The Configurations of Partial Bundling are divide into following parts:

  1. targetConcurrentRequests: Farm tries to generate resource numbers as closer as possible to this config value for initial resource loading or a dynamic resource loading.
  2. targetMinSize: The minimum size of generated resources before minify and gzip. Note that targetMinSize will not be satisfied if ModuleBucket's size is less than targetMinSize, ModuleBucket will be given priority. Config enforceTargetMinSize can be used to enforce size.
  3. targetMaxSize: The maximum size of generated resources before minify and gzip.
  4. groups: A group of modules that should be placed together. Note that this group config is only a hit to the compiler that these modules should be placed together, it may produce multiple resources, if you want to enforce modules in the same resource, you should use enforceResources.
    • name: Name of this group.
    • test: Regex array to match the modules which are in this group.
    • groupType: mutable or immutable, this group only applies to the specified type of modules.
    • resourceType: all, initial or async, this group only applies to the specified type of resources.

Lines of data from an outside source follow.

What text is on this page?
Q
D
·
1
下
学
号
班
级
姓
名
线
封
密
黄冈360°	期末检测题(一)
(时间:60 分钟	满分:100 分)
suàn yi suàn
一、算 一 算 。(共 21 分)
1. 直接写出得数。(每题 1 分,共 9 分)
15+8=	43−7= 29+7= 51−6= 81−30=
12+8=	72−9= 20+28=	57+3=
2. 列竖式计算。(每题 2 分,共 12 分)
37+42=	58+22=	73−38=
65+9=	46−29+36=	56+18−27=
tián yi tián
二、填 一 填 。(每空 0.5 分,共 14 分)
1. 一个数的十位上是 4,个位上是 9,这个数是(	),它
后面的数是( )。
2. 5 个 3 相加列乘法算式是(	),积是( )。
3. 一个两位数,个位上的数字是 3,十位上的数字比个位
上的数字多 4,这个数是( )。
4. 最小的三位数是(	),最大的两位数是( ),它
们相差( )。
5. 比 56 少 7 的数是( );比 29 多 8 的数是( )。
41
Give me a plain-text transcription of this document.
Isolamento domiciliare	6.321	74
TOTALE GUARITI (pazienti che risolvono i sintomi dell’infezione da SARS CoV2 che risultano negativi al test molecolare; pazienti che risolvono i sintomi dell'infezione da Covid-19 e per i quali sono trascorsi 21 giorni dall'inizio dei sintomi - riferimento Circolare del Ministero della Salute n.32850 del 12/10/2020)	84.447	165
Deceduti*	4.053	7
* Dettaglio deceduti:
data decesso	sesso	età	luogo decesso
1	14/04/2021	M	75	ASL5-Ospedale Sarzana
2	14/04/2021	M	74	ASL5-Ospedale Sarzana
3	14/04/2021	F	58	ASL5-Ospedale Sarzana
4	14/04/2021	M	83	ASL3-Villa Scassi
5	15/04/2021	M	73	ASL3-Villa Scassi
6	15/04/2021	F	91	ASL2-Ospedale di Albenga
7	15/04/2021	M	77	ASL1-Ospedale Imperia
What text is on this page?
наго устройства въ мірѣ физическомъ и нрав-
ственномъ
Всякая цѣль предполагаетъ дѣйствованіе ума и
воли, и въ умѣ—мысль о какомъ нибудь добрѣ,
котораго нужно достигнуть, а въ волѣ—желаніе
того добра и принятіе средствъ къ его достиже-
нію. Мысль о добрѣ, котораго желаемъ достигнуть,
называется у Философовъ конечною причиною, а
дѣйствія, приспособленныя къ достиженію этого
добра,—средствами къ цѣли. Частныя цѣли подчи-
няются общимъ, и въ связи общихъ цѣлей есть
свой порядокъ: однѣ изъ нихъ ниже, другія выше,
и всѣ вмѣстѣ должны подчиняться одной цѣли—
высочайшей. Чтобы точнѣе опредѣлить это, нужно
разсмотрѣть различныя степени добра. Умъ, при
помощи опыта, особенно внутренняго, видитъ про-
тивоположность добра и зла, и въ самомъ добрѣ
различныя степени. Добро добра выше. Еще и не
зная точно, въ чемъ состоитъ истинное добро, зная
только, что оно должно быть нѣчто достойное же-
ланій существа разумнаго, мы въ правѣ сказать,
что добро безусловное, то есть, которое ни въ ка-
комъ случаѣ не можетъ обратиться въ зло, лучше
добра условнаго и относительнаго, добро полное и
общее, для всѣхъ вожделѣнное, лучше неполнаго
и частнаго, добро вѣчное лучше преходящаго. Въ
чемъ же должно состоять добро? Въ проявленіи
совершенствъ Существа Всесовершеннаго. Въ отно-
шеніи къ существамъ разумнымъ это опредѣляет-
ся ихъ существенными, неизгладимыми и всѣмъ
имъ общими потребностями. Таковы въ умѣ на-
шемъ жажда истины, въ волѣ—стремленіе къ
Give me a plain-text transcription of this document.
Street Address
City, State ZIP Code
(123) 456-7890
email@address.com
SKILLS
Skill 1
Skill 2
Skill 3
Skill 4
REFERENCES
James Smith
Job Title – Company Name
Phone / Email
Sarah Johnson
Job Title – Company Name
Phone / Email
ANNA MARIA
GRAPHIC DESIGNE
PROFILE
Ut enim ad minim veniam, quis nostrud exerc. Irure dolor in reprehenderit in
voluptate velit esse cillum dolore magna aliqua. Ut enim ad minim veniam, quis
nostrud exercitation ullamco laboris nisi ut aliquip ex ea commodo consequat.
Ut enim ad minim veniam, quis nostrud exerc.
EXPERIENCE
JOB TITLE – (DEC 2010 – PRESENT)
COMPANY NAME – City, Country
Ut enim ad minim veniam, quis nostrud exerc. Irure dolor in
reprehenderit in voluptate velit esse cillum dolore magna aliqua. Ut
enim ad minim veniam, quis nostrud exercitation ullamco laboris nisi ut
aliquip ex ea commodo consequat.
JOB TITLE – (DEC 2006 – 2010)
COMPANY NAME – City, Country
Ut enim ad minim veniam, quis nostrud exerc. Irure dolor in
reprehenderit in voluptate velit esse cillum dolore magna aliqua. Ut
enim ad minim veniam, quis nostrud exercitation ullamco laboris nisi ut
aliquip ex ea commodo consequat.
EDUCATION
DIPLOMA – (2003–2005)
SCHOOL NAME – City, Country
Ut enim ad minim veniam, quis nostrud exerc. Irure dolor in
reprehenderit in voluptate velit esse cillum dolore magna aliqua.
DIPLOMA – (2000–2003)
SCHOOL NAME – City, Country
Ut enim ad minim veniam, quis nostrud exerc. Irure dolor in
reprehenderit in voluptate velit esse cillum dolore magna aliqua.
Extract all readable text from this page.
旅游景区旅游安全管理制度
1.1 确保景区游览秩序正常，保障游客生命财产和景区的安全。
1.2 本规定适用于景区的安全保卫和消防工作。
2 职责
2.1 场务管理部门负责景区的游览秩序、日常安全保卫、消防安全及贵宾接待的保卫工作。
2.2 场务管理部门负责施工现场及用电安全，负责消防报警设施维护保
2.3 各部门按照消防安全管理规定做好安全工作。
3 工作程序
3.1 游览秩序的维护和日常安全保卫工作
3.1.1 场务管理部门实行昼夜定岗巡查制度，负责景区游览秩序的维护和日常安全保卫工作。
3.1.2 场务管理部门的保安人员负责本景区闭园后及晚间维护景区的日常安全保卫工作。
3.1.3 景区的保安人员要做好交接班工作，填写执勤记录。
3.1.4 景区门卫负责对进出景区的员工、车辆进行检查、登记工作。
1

  5. enforceResources: Array to match the modules that should always be in the same output resource, ignore all other constraints.
    • name: Name of this resource.
    • test: Regex array to match the modules which are in this resource.
  6. enforceTargetConcurrentRequests: Enforce target concurrent requests for every resource loading, when tue, smaller resource will be merged into bigger resource to meet the target concurrent requests. this may cause issue for css resource, be careful to use this option
  7. enforceTargetMinSize: Enforce target min size for every resource, when tue, smaller resource will be merged into bigger resource to meet the target concurrent requests. this may cause issue for css resource, be careful to use this option
  8. immutableModules: Regex array to match the immutable modules
  9. immutableModulesWeight: Default to 0.8, immutable module will have 80% request numbers. For example, if targetConcurrentRequest is 25, then immutable resources will take 25 * 80% = 20 by default. This option is to make sure that mutable and immutable modules are isolate, if change your business code, code under node_modules won't be affected.